Il verso della massa su cui poter operare veniva chiamato pioda, fenditura in cui venivano praticati i primi fori con punte e mazzuolo da mina.
Generalmente questi pezzi, che potevano essere lunghi pochi centimetri o anche più metri, venivano denominati intestini perché scendevano nella profondità della fessura aprendo il varco a ferri sempre più lunghi.
Ogni operazione e ogni arnese necessario hanno avuto un nome, una serie di precise distinzioni che spesso sfuggono a chi non è addetto ai lavori ed assumono a volte particolari lemmi non rintracciabili nei vocabolari comuni.
Cosi, ricorda Francesco Nardini, il riempire i buchi praticati nella pioda con polvere nera e terra argillosa (terra caccavina) veniva identificato con il sostantivo borraggiu e l’azione praticata con un asta lignea detta u burroni.
Per allargare la fenditura occorreva procedere per gradi evitando che la lastra potesse spaccarsi, perché, una delle caratteristiche del granito, oltre la durezza è la sua accentuata fragilità.
Succedeva spesso che dopo la prima serie di mine il lastrone si staccasse agevolmente dalla parete, veniva quindi imbarcato, puntellato e, attraverso una serie di carrucole e contrappesi, depositato sul letto della cava. A quel punto entravano in funzione gli scalpellini, coloro cioè che avevano il compito di operare in fino, con mazzuola o scalpello sulle pareti grezze del masso sino a ridurlo alla superficie della lisciatura richiesta.
Sono rimasti famosi a La Maddalena, per la loro sensibilità artistica e il tocco agevole e preciso, alcuni scalpellini i cui nomi sono ancora evocati qualora si voglia esprimere la compiutezza di un lavoro eseguito a vera regola d’arte.
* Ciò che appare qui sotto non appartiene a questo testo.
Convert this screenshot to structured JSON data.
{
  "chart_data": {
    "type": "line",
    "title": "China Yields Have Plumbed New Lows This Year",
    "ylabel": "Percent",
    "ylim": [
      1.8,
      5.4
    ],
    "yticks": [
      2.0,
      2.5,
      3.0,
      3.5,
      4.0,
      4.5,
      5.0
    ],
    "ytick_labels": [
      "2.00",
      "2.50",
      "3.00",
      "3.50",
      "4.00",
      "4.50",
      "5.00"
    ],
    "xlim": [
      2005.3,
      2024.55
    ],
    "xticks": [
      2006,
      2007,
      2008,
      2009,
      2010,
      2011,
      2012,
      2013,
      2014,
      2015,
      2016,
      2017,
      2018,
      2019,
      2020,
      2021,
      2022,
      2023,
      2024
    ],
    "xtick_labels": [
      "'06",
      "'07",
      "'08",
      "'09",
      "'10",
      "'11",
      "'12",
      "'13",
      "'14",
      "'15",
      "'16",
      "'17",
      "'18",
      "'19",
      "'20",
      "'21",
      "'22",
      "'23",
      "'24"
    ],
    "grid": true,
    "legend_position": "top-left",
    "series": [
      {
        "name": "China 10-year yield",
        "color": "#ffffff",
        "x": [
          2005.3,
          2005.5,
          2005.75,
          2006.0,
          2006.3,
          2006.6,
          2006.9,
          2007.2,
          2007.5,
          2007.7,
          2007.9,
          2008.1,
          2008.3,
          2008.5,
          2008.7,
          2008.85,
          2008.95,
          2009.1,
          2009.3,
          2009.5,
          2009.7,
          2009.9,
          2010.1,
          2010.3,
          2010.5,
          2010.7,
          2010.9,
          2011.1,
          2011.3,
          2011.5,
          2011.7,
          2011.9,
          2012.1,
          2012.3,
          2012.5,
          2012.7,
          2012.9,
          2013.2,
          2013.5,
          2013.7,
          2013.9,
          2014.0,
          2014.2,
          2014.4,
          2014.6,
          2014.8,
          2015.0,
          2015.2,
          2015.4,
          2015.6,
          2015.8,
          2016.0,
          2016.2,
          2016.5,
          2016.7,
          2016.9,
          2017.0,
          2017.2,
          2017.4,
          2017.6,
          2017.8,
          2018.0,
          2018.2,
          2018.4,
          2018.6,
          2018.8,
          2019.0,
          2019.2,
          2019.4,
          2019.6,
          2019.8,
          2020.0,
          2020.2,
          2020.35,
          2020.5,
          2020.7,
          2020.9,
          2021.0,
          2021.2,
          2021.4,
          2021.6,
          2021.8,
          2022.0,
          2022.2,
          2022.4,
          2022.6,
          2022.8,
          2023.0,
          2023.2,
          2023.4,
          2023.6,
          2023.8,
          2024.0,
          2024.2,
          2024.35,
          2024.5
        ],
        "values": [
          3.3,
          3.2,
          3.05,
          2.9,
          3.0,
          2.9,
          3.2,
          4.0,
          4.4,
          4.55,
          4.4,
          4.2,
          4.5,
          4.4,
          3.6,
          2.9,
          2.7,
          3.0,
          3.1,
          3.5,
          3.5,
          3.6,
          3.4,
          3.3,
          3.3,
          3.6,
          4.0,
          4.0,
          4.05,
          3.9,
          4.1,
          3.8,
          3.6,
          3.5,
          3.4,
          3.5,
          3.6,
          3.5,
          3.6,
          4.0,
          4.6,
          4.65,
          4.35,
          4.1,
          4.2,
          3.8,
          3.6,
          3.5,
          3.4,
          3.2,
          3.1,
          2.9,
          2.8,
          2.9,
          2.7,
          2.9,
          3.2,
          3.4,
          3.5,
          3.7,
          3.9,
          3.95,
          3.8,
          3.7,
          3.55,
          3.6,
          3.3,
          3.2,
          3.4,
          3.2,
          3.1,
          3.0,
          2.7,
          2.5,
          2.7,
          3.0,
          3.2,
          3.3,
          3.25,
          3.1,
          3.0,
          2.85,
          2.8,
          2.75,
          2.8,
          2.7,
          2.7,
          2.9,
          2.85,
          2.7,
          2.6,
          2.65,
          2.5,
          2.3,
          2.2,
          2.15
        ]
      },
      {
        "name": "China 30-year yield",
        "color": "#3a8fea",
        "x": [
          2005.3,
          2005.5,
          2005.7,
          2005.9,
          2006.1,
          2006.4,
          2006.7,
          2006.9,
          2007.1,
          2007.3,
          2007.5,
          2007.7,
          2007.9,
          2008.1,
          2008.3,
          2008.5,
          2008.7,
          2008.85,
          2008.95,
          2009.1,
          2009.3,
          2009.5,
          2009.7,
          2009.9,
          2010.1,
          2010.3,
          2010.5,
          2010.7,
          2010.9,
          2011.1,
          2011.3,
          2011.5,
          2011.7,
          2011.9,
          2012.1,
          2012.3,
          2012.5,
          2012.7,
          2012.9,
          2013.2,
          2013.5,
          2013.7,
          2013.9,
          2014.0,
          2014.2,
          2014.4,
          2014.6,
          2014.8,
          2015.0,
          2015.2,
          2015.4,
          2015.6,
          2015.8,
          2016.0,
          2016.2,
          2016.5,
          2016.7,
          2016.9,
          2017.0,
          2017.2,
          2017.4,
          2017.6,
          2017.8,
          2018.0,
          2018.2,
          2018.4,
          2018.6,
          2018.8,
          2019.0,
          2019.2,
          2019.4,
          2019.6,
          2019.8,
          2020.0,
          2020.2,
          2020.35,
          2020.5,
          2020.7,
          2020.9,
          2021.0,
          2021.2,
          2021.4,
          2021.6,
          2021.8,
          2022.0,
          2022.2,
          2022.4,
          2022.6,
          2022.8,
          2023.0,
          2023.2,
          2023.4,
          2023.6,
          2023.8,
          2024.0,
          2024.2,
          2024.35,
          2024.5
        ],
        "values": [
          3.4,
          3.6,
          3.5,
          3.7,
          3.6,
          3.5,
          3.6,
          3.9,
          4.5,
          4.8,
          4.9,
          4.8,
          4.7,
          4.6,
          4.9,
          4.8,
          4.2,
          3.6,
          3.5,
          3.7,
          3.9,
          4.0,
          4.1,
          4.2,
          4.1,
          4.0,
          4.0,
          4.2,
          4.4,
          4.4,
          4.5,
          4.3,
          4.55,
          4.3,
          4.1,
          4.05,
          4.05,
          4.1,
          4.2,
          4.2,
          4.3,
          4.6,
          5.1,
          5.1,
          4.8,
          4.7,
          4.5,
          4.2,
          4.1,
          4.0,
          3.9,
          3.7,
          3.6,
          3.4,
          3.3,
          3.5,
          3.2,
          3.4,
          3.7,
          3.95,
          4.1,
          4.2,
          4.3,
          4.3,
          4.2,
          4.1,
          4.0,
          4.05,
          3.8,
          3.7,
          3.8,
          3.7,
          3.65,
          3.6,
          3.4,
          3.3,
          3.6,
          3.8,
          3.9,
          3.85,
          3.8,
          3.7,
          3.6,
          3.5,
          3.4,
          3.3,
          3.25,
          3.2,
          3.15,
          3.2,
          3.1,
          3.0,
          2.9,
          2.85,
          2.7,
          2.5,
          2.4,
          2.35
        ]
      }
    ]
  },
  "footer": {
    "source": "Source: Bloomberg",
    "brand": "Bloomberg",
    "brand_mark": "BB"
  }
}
Da ricordare sono, in particolare, un certo Merlo (di cui si ignora il nome) ed Antonio Margutti detto Tugnì. Non erano maddalenini ma vi vissero un’intera vita, lavorando e insegnando ai più giovani (e a quei tempi la fila degli allievi era lunga) il difficile mestiere che richiedeva abilità, colpo d’occhio, resistenza alla fatica, precisione e tutta una serie di conoscenze pratiche che si acquisivano dopo un lungo e intenso apprendistato.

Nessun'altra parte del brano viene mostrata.